2. CARES Act funds — There’s not much good to be said about the coronavirus pandemic, but it did bring the Navajo Nation its largest single federal cash infusion in history: $714 million from the Coronavirus Aid, Relief and Economic Security Act. Unfortunately, the dollars got tied up in a lawsuit over whether Alaska Native corporations could share in the wealth, and the millions didn’t arrive on the Nation until June — with a spending deadline of Dec. 30. The president and Navajo Nation Council wrangled over how to use the funds, finally coming up with a plan that any dollars the chapters and tribal programs couldn’t spend by mid-November would be put into a “hardship fund” for individual Navajos. However, confusion over the spending deadline and technical glitches with the registration website for the hardship allowance left the executive and legislative branches bitterly divided and Diné families frustrated as the holidays approached with no hardship check. On the bright side, as of Dec. 28 the Navajo Tribal Utility Authority was able to hook up more than 583 homes to the electrical grid as well as complete 101 cistern systems and 99 septic systems, and place 40 free Wi-Fi hotspots around the Nation for students. The tribe also purchased $28 million worth of long-shelf-life food and other pandemic-related supplies for the chapters. Last week, Congress extended the spending deadline for the funds, but it remains to be seen how this will affect projects on the Nation.

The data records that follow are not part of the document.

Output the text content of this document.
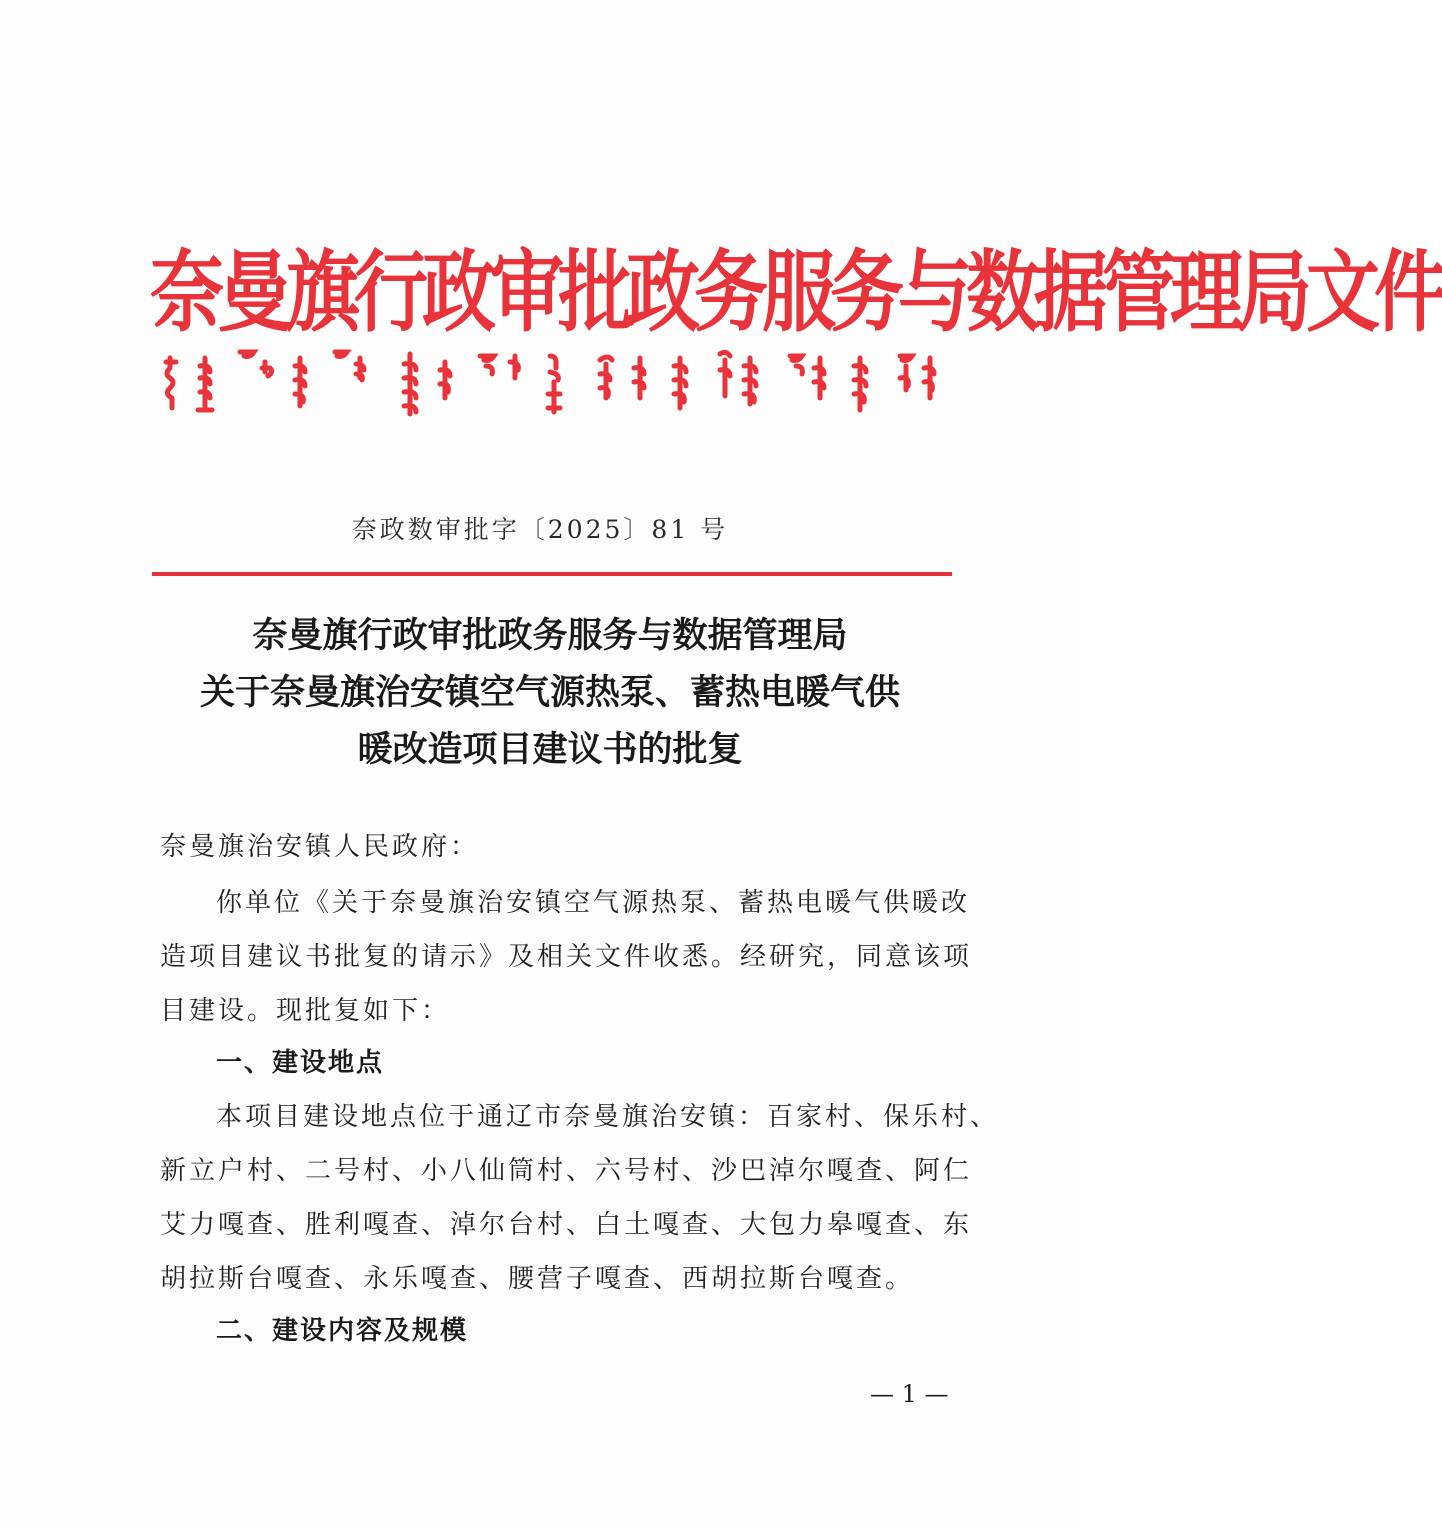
奈曼旗行政审批政务服务与数据管理局文件
奈政数审批字〔2025〕81 号
奈曼旗行政审批政务服务与数据管理局
关于奈曼旗治安镇空气源热泵、蓄热电暖气供
暖改造项目建议书的批复
奈曼旗治安镇人民政府：
你单位《关于奈曼旗治安镇空气源热泵、蓄热电暖气供暖改
造项目建议书批复的请示》及相关文件收悉。经研究，同意该项
目建设。现批复如下：
一、建设地点
本项目建设地点位于通辽市奈曼旗治安镇：百家村、保乐村、
新立户村、二号村、小八仙筒村、六号村、沙巴淖尔嘎查、阿仁
艾力嘎查、胜利嘎查、淖尔台村、白土嘎查、大包力皋嘎查、东
胡拉斯台嘎查、永乐嘎查、腰营子嘎查、西胡拉斯台嘎查。
二、建设内容及规模
— 1 —
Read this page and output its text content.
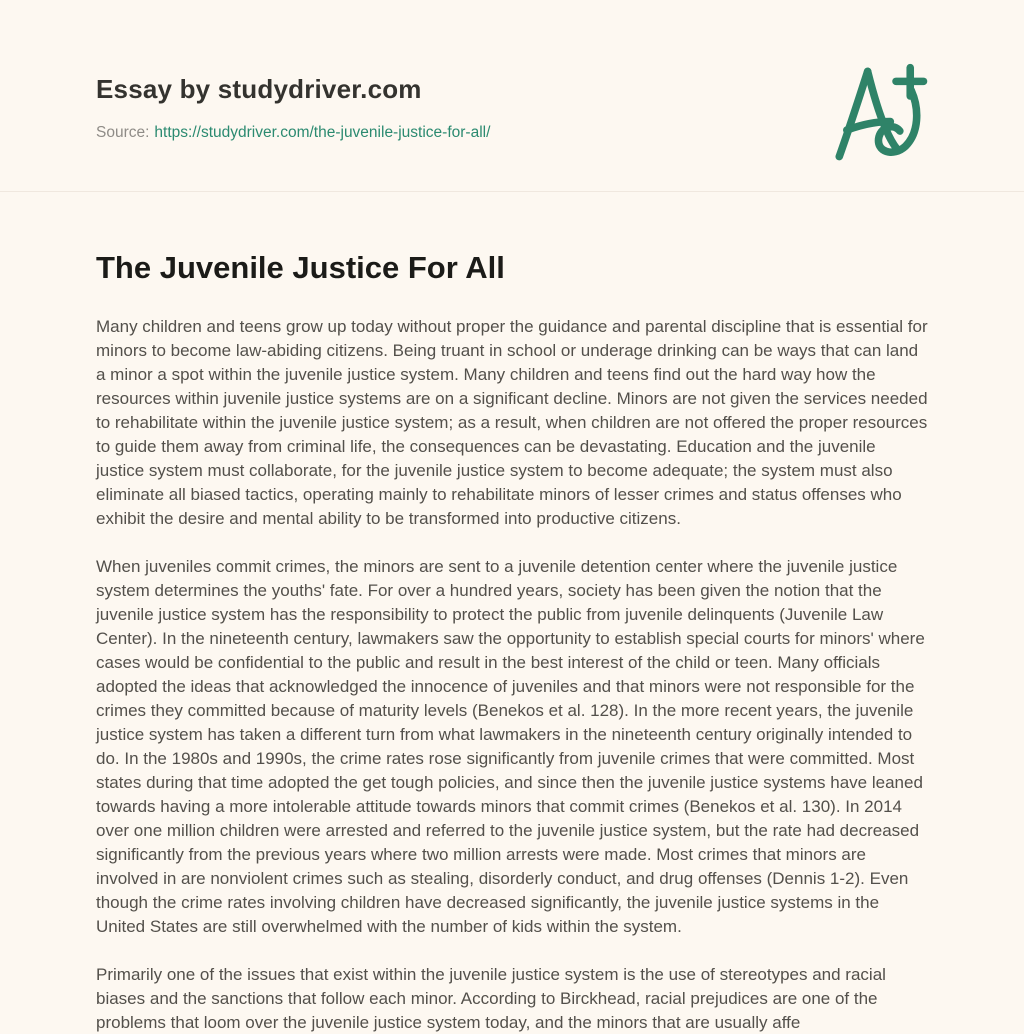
Essay by studydriver.com
Source: https://studydriver.com/the-juvenile-justice-for-all/
The Juvenile Justice For All

Many children and teens grow up today without proper the guidance and parental discipline that is essential for minors to become law-abiding citizens. Being truant in school or underage drinking can be ways that can land a minor a spot within the juvenile justice system. Many children and teens find out the hard way how the resources within juvenile justice systems are on a significant decline. Minors are not given the services needed to rehabilitate within the juvenile justice system; as a result, when children are not offered the proper resources to guide them away from criminal life, the consequences can be devastating. Education and the juvenile justice system must collaborate, for the juvenile justice system to become adequate; the system must also eliminate all biased tactics, operating mainly to rehabilitate minors of lesser crimes and status offenses who exhibit the desire and mental ability to be transformed into productive citizens.

When juveniles commit crimes, the minors are sent to a juvenile detention center where the juvenile justice system determines the youths' fate. For over a hundred years, society has been given the notion that the juvenile justice system has the responsibility to protect the public from juvenile delinquents (Juvenile Law Center). In the nineteenth century, lawmakers saw the opportunity to establish special courts for minors' where cases would be confidential to the public and result in the best interest of the child or teen. Many officials adopted the ideas that acknowledged the innocence of juveniles and that minors were not responsible for the crimes they committed because of maturity levels (Benekos et al. 128). In the more recent years, the juvenile justice system has taken a different turn from what lawmakers in the nineteenth century originally intended to do. In the 1980s and 1990s, the crime rates rose significantly from juvenile crimes that were committed. Most states during that time adopted the get tough policies, and since then the juvenile justice systems have leaned towards having a more intolerable attitude towards minors that commit crimes (Benekos et al. 130). In 2014 over one million children were arrested and referred to the juvenile justice system, but the rate had decreased significantly from the previous years where two million arrests were made. Most crimes that minors are involved in are nonviolent crimes such as stealing, disorderly conduct, and drug offenses (Dennis 1-2). Even though the crime rates involving children have decreased significantly, the juvenile justice systems in the United States are still overwhelmed with the number of kids within the system.

Primarily one of the issues that exist within the juvenile justice system is the use of stereotypes and racial biases and the sanctions that follow each minor. According to Birckhead, racial prejudices are one of the problems that loom over the juvenile justice system today, and the minors that are usually affe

1. The coronavirus pandemic As the first COVID-19 cases popped up in the U.S., rapidly decimating the East and West coasts, it at first appeared the Navajo Nation’s remoteness might protect it. But a super-spreader event in Chilchinbeto in March jump-started the contagion until, by June, the Nation was the hotspot of the entire country. President Nez implemented one of the strictest lockdowns in the country, and it seemed to be working. In early September, the Nation went three days without logging a single new case. Unfortunately, with some schools starting in-person and then the Thanksgiving holiday, the virus roared back with a vengeance, and daily new cases rapidly eclipsed the previous record of 240 on May 14. On the bright side, help poured in from around the world as international media exposed a land neglected by the federal government for far too long. Local heroes also emerged: former Navajo Nation Attorney General Ethel Branch organized a relief effort that raised millions while “water warrior” Zoel Zhonnie and his crew of volunteers raced to get clean water to the hardest hit. Hundreds more mobilized in their own chapters. The first 3,900 doses of vaccine arrived on the Nation Dec. 14, spawning hope that, at long last, eradication of the deadly pandemic was within reach.